Si es verdad que la visión de nuestra historia se ha ido haciendo una herramienta de poder, ¿cómo debemos situarnos los venezolanos ante ella, ahora que nuestras historias intimas y colectivas, ciertas e imaginarias, andan de su cuenta; unas veces enloquecidas y otras moribundas, o sin terminar de procrear, o comenzando a devastarnos.
Hay dos actitudes que el poeta W. H. Auden rechaza por incompletas: la del perezoso que relaciona su presente sólo con el pasado, y la del impaciente que lo hace sólo con el futuro. Tengo la impresión de que los venezolanos no logramos ver hacia atrás debido a una grave inflamación en las fibras del presente, una suerte de “presentitis aguda” generada por irritación y reiteración. Al mismo tiempo vamos perdiendo la capacidad de imaginar un futuro, de articularlo con nuestro pasado y nuestro presente, siendo la principal víctima de este proceso la capacidad de reconocernos, de ubicarnos, de situarnos con sensatez en nuestra enrarecida historia.
Hemos pasado demasiado tiempo sumidos en una ciega confusión de rugidos mientras nuestro mareado epicentro, esa fuente misteriosa desde donde tratamos de interpretar nuestras vidas, continúa siendo arrastrado por corrientes que no logramos controlar. Debemos asumir sin complejos la borrosa y confusa frontera que establece nuestro idioma entre la historia y el cuento, la realidad y la ficción. Por demasiado tiempo hemos estado sumidos en una ciega confusión de rugidos y oscuridad. Mi alma, esa fuente misteriosa desde donde trato de interpretar mi vida y convertirla en una narración coherente, ha sido arrastrada por corrientes que no logro controlar. Y ahora, cuando parecía amainar la tormenta y haber la calma suficiente para empezar a entender qué nos está sucediendo y elaborar una historia sensata y compartida, encuentro que hemos comenzado a enfrentar obstáculos aún más terribles, más sórdidos, más dolorosos.

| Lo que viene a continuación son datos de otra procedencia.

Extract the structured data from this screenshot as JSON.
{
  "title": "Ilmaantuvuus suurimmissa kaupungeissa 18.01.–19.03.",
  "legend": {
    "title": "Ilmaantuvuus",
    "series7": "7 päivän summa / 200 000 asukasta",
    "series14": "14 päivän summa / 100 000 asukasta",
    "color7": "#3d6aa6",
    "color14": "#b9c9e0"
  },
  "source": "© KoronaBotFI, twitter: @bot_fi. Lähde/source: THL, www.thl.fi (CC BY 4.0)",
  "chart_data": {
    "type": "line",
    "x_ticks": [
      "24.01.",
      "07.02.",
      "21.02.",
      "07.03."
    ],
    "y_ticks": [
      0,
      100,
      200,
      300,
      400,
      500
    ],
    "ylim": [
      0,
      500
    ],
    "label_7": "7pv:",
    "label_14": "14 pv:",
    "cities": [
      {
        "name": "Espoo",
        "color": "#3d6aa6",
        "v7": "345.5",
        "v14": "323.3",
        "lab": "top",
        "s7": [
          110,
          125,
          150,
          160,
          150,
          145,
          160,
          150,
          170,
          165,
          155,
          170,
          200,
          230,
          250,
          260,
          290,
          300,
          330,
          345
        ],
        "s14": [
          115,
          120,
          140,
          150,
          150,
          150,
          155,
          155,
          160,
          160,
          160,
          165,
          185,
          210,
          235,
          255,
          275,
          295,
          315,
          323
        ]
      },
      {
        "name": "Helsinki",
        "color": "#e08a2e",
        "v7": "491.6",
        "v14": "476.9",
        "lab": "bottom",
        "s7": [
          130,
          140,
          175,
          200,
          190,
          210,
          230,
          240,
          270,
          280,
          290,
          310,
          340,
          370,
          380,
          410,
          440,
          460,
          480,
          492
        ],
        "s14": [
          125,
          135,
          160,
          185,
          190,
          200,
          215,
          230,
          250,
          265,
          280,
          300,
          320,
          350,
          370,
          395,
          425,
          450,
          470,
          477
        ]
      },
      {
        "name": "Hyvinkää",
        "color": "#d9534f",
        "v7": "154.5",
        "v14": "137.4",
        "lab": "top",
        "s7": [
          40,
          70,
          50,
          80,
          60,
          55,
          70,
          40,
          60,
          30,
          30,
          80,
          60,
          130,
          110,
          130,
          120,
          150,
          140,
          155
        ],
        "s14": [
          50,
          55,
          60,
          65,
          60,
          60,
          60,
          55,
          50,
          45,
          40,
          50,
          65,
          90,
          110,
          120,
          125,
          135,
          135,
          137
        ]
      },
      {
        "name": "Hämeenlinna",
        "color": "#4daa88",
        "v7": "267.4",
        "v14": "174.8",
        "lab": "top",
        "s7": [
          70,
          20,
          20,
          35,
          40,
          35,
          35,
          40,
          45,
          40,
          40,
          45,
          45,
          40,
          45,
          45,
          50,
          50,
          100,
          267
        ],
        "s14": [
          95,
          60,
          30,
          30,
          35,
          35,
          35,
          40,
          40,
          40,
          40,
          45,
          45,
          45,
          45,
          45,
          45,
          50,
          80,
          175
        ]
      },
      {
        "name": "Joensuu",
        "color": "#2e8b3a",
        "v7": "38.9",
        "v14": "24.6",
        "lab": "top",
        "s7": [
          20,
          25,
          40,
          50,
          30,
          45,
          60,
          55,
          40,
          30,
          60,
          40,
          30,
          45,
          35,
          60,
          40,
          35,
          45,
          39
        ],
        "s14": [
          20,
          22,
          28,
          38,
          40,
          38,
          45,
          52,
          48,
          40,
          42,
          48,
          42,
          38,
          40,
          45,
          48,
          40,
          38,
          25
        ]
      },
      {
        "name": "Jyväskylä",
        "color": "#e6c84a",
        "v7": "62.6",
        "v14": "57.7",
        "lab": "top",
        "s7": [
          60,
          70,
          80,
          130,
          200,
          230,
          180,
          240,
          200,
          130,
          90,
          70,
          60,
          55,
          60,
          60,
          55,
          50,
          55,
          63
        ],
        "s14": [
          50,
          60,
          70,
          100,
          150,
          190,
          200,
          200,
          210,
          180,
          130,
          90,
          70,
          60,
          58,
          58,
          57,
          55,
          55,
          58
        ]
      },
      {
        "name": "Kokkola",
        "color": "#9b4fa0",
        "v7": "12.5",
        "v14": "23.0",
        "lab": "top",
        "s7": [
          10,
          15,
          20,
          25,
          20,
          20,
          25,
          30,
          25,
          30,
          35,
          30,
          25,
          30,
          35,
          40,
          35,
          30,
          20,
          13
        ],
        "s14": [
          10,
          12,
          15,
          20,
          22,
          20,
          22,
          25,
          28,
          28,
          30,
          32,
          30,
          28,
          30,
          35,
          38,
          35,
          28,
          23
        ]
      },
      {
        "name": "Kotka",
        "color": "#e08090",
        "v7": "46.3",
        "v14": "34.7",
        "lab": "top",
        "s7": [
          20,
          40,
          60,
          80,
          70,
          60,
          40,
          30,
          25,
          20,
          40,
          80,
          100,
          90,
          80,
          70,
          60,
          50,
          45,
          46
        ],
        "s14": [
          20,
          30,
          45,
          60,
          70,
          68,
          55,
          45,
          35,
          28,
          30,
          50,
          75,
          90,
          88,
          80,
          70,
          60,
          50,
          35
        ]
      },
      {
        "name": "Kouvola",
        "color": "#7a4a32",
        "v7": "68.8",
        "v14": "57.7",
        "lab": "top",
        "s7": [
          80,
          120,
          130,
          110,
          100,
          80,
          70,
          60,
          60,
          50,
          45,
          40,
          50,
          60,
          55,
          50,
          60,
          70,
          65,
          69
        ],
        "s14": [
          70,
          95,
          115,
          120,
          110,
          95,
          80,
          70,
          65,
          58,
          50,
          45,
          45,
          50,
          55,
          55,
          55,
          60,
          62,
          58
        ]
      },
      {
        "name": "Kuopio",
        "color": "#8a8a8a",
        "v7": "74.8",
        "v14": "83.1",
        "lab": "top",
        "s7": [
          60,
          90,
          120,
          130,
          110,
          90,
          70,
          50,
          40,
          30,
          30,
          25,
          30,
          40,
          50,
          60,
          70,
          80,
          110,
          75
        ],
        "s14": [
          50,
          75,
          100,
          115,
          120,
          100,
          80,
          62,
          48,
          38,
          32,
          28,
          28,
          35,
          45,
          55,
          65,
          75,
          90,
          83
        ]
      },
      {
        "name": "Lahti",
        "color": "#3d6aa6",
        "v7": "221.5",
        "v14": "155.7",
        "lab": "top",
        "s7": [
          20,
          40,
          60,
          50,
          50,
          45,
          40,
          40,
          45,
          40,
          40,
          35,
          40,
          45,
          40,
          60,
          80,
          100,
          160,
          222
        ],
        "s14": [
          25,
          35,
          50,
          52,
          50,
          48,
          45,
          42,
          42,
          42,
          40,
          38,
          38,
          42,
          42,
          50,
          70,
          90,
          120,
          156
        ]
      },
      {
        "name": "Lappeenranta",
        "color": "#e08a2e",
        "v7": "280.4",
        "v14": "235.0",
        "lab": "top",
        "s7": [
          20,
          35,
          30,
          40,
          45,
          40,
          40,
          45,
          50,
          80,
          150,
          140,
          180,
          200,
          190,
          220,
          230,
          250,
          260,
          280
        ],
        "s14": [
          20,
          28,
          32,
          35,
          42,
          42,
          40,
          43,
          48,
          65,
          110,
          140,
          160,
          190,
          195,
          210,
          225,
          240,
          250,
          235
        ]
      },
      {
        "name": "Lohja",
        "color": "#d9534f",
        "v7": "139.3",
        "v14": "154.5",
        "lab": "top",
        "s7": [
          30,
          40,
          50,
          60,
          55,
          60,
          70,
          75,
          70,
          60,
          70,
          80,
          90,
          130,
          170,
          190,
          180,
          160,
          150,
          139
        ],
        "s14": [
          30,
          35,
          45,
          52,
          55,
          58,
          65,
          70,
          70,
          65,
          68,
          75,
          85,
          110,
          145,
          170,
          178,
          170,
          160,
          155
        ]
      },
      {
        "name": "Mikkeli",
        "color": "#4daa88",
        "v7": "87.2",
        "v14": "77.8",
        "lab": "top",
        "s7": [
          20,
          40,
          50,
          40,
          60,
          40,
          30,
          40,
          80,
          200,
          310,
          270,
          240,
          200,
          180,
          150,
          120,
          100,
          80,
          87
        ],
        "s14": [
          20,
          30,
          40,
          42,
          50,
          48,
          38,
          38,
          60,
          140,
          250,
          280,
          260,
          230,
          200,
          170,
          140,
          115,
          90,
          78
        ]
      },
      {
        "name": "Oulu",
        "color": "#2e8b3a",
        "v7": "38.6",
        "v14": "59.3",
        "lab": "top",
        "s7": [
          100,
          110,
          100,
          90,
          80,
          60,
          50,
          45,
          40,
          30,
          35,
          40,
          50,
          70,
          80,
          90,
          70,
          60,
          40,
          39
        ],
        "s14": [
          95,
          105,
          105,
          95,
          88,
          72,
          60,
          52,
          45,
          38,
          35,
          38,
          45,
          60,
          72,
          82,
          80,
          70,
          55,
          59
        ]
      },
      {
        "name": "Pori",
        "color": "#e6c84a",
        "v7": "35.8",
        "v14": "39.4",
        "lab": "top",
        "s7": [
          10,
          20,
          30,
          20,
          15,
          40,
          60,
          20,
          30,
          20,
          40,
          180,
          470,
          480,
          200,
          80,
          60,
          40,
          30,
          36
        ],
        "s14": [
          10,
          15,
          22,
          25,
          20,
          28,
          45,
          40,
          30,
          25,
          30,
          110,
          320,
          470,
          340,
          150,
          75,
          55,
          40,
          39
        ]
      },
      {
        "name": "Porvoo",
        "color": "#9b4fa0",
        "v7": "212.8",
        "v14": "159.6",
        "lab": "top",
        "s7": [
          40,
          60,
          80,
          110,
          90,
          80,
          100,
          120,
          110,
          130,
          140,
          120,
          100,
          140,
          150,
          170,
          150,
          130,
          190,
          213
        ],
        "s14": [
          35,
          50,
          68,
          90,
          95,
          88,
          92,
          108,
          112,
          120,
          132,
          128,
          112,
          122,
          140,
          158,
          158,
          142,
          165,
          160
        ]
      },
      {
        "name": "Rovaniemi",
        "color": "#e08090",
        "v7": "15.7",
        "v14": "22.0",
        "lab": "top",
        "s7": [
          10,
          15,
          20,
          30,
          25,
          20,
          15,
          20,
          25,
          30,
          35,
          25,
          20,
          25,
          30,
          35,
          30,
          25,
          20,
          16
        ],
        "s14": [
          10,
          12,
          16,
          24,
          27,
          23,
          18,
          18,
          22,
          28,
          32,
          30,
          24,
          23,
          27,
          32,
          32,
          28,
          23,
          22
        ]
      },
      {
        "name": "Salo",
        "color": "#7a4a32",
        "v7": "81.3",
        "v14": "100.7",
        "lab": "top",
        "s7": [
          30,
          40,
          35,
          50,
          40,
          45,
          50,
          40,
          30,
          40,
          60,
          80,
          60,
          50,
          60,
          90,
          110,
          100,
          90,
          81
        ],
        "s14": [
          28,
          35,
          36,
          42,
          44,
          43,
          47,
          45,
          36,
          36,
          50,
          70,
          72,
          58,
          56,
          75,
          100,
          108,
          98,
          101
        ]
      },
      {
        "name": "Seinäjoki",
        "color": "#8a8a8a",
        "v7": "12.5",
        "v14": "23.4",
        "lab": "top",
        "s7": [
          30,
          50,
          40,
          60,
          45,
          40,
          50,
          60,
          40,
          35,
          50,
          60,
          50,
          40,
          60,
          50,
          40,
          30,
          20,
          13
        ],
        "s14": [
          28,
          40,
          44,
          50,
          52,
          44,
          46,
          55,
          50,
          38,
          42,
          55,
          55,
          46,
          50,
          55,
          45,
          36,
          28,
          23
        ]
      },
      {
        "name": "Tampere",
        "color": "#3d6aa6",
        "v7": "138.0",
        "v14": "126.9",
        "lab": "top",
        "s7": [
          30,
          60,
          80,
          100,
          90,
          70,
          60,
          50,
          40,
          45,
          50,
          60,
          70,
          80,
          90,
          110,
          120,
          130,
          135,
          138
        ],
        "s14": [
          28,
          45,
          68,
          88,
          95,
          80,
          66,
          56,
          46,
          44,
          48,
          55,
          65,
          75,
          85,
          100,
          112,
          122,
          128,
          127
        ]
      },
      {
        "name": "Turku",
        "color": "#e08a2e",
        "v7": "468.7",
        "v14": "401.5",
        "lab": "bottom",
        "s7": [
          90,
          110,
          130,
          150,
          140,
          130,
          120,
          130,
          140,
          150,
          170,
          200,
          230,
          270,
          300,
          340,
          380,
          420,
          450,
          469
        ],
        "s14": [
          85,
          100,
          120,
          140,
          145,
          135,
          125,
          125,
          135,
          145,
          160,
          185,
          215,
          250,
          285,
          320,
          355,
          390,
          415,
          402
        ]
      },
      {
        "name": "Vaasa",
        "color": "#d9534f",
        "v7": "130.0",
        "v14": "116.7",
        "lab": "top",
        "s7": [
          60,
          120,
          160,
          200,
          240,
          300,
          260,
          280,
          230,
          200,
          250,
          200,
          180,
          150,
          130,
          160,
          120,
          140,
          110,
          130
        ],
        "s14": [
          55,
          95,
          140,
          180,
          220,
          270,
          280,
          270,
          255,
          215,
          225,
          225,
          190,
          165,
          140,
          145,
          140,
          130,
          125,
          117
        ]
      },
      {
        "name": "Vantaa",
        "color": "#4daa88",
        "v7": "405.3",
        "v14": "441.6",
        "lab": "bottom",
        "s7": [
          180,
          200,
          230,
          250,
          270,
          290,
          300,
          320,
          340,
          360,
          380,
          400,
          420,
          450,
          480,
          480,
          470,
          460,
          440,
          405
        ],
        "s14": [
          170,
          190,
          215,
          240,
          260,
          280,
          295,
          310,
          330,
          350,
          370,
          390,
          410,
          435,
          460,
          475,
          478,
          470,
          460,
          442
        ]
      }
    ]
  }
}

En unas elecciones de resultados sorprendentes, aleccionadores, heroicos, reapareció la posibilidad de escribir una gesta que nos unifique y de sentido y propósito a todas nuestras historias personales junto a la historia de Venezuela. La prodigiosa expresión del valor redentor de una victoria electoral ha sido vejada, pero su testimonio seguirá vigente.
Sobre El Pacificador
Antes de terminar quiero agradecer a Suniaga por su novela. Me ha hecho disfrutar y pensar, y releer, y entonces disfrutar y pensar aún más.
Cuando una novela nos encanta queremos insertarnos en sus líneas, anotar comentarios, imaginar cambios. Pareciera estar viva, mostrando otras caras, otras posibilidades.
Pido perdón por mi atrevimiento, pero yo hubiera comenzado y terminado con el encuentro de Morillo y Bolívar en Santa Ana, durante aquella noche que durmieron (quizás muy poco) en dos hamacas y en la misma habitación. Suniaga sugiere que los dos generales llegaron a una gran intimidad por una razón muy lógica: ya la suerte estaba echada y la guerra tenía el pronóstico de un final. Suniaga nos cuenta que, quienes estaban en otros recintos, escuchaban risas y el silencio de secretos.
Hablando con Suniaga sobre la posibilidad de haber “grabado” las conversaciones del Pacificador y el Vencedor, me contó que en los inicios de su proyecto el título era algo así como Dos hamacas en Santa Ana. ¡Cuánto necesita Venezuela de diálogos entre los que tienen el poder de la fuerza y quienes tienen la fortaleza de los votos! ¡Cuánto necesita nuestra historia el ser fidedigna, colectiva, persistente, amada y respetada, nutrirse de acontecimientos verdaderas y no solo de histerias, chismes y chistes demasiado largos y reiterativos.
*El pacificador. Francisco Suniaga. Editorial Alfa. España, 2024.